Same for the video games I played. I read a book on how to master Pac-Man. The book had drawings of the patterns he could take in the maze. There were dozens of boards to memorize, but once I did, I could play the game for hours on a single quarter at Chuck E. Cheese.

Skee Ball had the added draw of spitting out tickets when you scored points that could be used to buy all kinds of stuff. Because my friends and I were more interested in the stuff than the game, we’d trick little kids: One of us distracted the kid while the other put a foot on the strip of tickets to snap them off without the kid realizing it. We didn’t have any problem using these stolen tickets to buy the stuff we wanted.

One day my dad found out and put all the stolen tickets in the trashcan. There were hundreds of them. We dug through the garbage until we found them, all soaking wet. We put them in paper towels in the microwave to dry them out, which only scorched ’em (giving new meaning to the term “hot goods”).

Holidays
 

Mom and Dad enjoyed going out of their way to make every holiday special. Even non-holidays could be celebrated. They were always up for a party. For our birthdays, we could invite friends over from school. (When I blew out my birthday candles and made a wish, I wished for
two things—that one day I would meet a beautiful girl to marry and that I’d never get cancer. I’m 2 for 2, so far.)

Like Easter and birthdays, Christmas was a big deal in our family. Grandma Jeanne had the best tree in the world. It snowed little Styrofoam balls that fell around the tree into a trough underneath. Something sucked those tiny balls up through the tree so they could get out the top, snowing once again.

I tried to stay up as late as I could to catch Santa Claus, and never did. In the morning we all had to wait in our rooms until we got the go-ahead. When the signal came, we tore through the living room into the den to find a sea of presents. We were gluttonous little creatures. Sometimes our parents made us put the presents in piles and take turns one by one. It forced us to share in each others’ joy, but secretly we couldn’t care less what anyone else got.

The day ended with a Christmas dinner big enough to feed an army. We almost always had people with us at dinner who had no one to spend the holiday with. They could be nearly strangers, but Mom and Dad opened our home to them.

We didn’t have a nativity, nor did we tell the Christmas story. I knew that in religious homes, Jesus had something to do with Christmas, but wasn’t sure how He was connected to it. Was He a special carpenter in Santa’s village?

One year I got a BB gun as a gift. I practiced shooting soda cans and empty furniture boxes, but that got boring. I decided I needed to try my skills on a moving target. I’m sorry to say, I shot the neighbor’s cat in the leg. The vet bill came and my BB gun went.

I know, I know . . . I claim I always wanted to do the best thing, the right thing. But sometimes that excluded the insanity of being all boy.

Note

1
. Barbara Cameron with Lissa Halls Johnson,
A Full House of Growing Pains
(Alachua, FL: Bridge-Logos Publishers, 2006), p. 7.

Chapter 4
 
The Great and Terrible Agent
 
1979
 

Around the dinner table one night Mom asked, “Hey, guys, remember your friend Adam Rich?
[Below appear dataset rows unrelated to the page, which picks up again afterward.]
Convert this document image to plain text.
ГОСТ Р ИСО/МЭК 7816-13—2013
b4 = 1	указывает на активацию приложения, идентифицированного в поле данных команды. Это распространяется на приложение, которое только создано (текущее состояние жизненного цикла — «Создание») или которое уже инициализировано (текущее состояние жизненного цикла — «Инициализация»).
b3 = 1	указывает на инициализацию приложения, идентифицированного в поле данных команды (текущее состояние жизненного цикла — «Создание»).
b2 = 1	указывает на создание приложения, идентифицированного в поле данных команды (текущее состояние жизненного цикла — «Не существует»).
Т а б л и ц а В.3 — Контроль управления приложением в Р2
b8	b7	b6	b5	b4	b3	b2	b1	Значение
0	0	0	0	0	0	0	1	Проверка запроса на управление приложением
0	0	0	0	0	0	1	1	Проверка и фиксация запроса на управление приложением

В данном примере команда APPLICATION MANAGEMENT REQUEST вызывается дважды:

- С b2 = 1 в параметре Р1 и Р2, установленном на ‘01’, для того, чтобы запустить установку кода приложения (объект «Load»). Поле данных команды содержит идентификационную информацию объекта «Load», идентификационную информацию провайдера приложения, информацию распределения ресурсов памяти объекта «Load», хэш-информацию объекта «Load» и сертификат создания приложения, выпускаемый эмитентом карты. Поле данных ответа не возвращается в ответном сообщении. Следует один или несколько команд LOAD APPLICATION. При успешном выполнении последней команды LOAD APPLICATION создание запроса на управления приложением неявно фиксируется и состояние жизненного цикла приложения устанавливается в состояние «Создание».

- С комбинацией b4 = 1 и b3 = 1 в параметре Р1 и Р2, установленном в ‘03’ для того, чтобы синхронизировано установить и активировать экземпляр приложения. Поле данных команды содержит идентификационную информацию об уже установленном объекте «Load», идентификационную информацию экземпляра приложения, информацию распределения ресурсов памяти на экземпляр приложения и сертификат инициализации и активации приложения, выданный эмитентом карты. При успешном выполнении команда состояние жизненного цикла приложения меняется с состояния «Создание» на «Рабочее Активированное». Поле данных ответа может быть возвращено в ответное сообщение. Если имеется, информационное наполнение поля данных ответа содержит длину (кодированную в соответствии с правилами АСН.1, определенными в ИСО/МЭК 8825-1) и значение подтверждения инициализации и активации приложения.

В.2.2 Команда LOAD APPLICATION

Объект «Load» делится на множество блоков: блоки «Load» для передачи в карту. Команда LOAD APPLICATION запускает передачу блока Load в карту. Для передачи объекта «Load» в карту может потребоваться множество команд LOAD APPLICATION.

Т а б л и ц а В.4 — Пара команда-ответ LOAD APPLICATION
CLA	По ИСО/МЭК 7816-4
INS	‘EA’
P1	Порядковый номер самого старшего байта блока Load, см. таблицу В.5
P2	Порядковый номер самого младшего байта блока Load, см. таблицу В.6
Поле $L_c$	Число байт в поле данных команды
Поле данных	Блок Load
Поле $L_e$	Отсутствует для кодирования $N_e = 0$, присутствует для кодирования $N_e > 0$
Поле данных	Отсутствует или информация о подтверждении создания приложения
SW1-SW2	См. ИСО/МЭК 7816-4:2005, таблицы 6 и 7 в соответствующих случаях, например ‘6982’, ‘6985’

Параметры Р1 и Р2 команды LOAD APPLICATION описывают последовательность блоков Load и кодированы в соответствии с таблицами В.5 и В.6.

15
He’s on a TV show. I thought we’d go to the lady who helps him and see if she would help you get on television, too. Would you like that?”
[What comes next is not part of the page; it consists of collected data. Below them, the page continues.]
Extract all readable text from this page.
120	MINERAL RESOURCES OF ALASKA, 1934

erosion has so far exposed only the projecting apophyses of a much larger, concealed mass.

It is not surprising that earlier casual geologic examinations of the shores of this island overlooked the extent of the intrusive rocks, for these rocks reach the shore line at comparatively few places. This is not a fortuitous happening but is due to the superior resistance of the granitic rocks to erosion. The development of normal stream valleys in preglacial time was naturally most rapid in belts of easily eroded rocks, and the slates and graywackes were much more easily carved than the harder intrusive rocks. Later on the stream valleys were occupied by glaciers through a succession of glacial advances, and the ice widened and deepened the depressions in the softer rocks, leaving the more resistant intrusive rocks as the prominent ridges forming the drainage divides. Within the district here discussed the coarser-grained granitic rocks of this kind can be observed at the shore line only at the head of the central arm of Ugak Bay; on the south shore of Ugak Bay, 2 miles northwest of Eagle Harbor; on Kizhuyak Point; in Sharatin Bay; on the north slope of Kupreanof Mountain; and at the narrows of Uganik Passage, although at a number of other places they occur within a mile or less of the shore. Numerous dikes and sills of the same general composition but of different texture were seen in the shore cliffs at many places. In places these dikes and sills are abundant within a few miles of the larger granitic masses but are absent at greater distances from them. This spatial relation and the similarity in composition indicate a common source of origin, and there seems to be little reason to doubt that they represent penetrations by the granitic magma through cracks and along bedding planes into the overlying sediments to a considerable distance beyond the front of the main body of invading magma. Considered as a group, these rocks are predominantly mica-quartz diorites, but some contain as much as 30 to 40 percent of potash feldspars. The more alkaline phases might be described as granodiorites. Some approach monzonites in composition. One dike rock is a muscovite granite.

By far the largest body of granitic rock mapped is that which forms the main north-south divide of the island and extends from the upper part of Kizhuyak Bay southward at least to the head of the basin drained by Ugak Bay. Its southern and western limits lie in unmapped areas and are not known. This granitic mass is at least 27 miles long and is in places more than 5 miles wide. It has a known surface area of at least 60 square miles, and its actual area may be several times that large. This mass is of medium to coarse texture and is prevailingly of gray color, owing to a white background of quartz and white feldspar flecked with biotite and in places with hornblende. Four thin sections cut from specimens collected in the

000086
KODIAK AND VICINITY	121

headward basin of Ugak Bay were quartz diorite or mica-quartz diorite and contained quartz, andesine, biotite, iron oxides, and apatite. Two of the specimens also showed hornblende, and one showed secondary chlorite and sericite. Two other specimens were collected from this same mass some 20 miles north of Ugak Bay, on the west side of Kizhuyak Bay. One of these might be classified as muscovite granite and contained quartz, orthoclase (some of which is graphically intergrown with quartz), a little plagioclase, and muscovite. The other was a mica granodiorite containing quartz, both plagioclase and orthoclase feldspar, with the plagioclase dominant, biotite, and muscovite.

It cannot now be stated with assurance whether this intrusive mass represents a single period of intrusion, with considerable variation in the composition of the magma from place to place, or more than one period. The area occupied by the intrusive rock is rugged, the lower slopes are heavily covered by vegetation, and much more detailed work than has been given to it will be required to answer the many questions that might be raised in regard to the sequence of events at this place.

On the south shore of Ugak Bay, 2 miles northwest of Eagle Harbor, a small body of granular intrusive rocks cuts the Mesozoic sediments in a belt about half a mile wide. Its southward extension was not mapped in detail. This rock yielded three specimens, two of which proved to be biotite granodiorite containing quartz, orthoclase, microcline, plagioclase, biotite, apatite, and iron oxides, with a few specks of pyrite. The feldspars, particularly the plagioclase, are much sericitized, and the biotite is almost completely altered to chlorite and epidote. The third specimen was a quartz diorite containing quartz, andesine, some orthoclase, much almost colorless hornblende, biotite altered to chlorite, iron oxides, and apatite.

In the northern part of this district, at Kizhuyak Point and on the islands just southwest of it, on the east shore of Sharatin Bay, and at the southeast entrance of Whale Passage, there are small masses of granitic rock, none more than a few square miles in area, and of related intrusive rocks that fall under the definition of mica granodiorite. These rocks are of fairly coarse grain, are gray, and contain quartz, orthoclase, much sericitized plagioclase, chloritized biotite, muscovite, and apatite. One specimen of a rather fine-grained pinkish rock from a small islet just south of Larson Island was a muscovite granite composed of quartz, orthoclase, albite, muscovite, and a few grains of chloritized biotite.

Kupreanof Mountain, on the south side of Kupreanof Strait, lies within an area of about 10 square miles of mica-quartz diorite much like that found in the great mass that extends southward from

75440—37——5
Mom’s eager face suggested only one correct response: “Yeah!”

Adam was the son of my mom’s friend Fran, a former New Yorker who liked to wear nightgowns and smelled of smoke. Mom had shown Fran a photo of us kids dressed to the nines at our aunt’s wedding. Her son, Adam, had recently become a child star as Nicholas Bradford on
Eight Is Enough
and she now insisted that Mom consider us for commercials. “They’d be perfect!” she persisted.

Though at first she resisted, Mom let Fran show the photo of us to Adam’s agent, Iris Burton, who was the top children’s agent in town. Shockingly, Iris agreed to see us.